Fractional Flow Reserve versus Angiography for Multivessel Evaluation 2
Patients with stable coronary artery disease with at least one stenosis having an FFR of 0.80 or less at 28 sites in Europe and North America.
FFR-guided PCI with second-generation drug-eluting stents plus optimal medical therapy
Optimal medical therapy alone (with PCI for clinical deterioration)
Composite of death, myocardial infarction, or urgent revascularization at 2 years (originally; modified after early stop)
The trial was stopped early due to a highly significant difference in the primary endpoint: 4.3% with PCI vs 12.7% with medical therapy (HR 0.32; 95% CI, 0.19-0.53; p<0.001).

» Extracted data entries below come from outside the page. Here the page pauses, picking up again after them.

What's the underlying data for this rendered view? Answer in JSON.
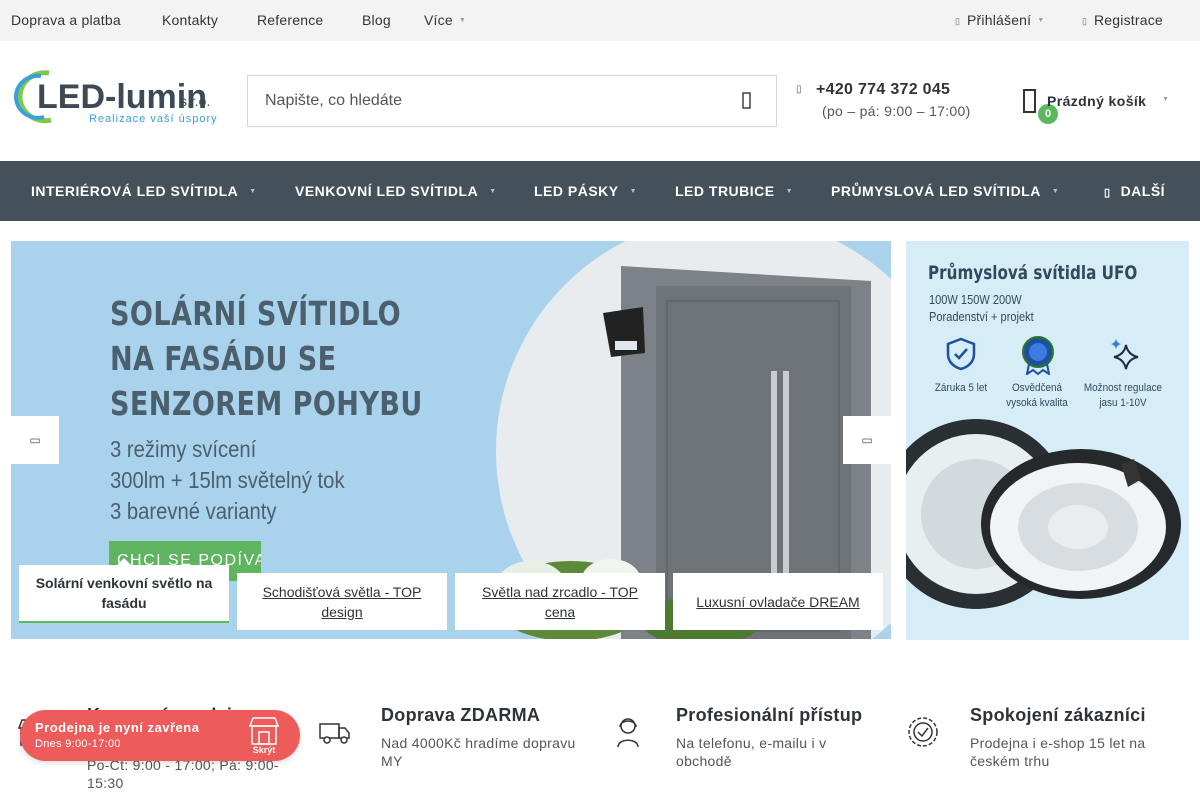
{
  "topbar": {
    "links": [
      "Doprava a platba",
      "Kontakty",
      "Reference",
      "Blog"
    ],
    "more_label": "Více",
    "login_label": "Přihlášení",
    "register_label": "Registrace"
  },
  "header": {
    "logo_text": "LED-lumin",
    "logo_suffix": "s.r.o.",
    "logo_tagline": "Realizace vaší úspory",
    "search_placeholder": "Napište, co hledáte",
    "phone": "+420 774 372 045",
    "hours": "(po – pá: 9:00 – 17:00)",
    "cart_label": "Prázdný košík",
    "cart_count": "0"
  },
  "nav": {
    "items": [
      "INTERIÉROVÁ LED SVÍTIDLA",
      "VENKOVNÍ LED SVÍTIDLA",
      "LED PÁSKY",
      "LED TRUBICE",
      "PRŮMYSLOVÁ LED SVÍTIDLA"
    ],
    "more_label": "DALŠÍ"
  },
  "slider": {
    "title_lines": [
      "SOLÁRNÍ SVÍTIDLO",
      "NA FASÁDU SE",
      "SENZOREM POHYBU"
    ],
    "sub_lines": [
      "3 režimy svícení",
      "300lm + 15lm světelný tok",
      "3 barevné varianty"
    ],
    "cta": "CHCI SE PODÍVAT",
    "tabs": [
      "Solární venkovní světlo na fasádu",
      "Schodišťová světla - TOP design",
      "Světla nad zrcadlo - TOP cena",
      "Luxusní ovladače DREAM"
    ],
    "active_tab": 0
  },
  "banner": {
    "title": "Průmyslová svítidla UFO",
    "line1": "100W 150W 200W",
    "line2": "Poradenství + projekt",
    "features": [
      "Záruka 5 let",
      "Osvědčená vysoká kvalita",
      "Možnost regulace jasu 1-10V"
    ]
  },
  "benefits": [
    {
      "icon": "store-icon",
      "title": "Kamenná prodejna",
      "text": "Po-Čt: 9:00 - 17:00; Pá: 9:00-15:30"
    },
    {
      "icon": "truck-icon",
      "title": "Doprava ZDARMA",
      "text": "Nad 4000Kč hradíme dopravu MY"
    },
    {
      "icon": "support-agent-icon",
      "title": "Profesionální přístup",
      "text": "Na telefonu, e-mailu i v obchodě"
    },
    {
      "icon": "badge-check-icon",
      "title": "Spokojení zákazníci",
      "text": "Prodejna i e-shop 15 let na českém trhu"
    }
  ],
  "store_status": {
    "title": "Prodejna je nyní zavřena",
    "hours": "Dnes 9:00-17:00",
    "hide_label": "Skrýt"
  },
  "colors": {
    "nav_bg": "#44505a",
    "accent_green": "#5cb85c",
    "store_red": "#ee5b5b",
    "topbar_bg": "#f3f3f3"
  }
}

The benefit was driven primarily by a reduction in urgent revascularization: 1.6% with PCI vs 11.1% with medical therapy.
At 5-year follow-up, PCI continued to show benefit: primary endpoint 13.9% vs 27.0% (HR 0.56; p<0.001).
No significant difference in death or myocardial infarction was observed between groups at any time point.
In the registry of FFR-negative lesions (FFR >0.80), outcomes with medical therapy alone were excellent, validating FFR as a decision-making tool.
Early termination may have overestimated the treatment effect and prevented adequate assessment of hard endpoints like death and MI.
The primary endpoint was driven by urgent revascularization, a softer endpoint that can be influenced by knowledge of treatment assignment in an unblinded trial.
Open-label design may have led to lower thresholds for urgent catheterization in the medical therapy group.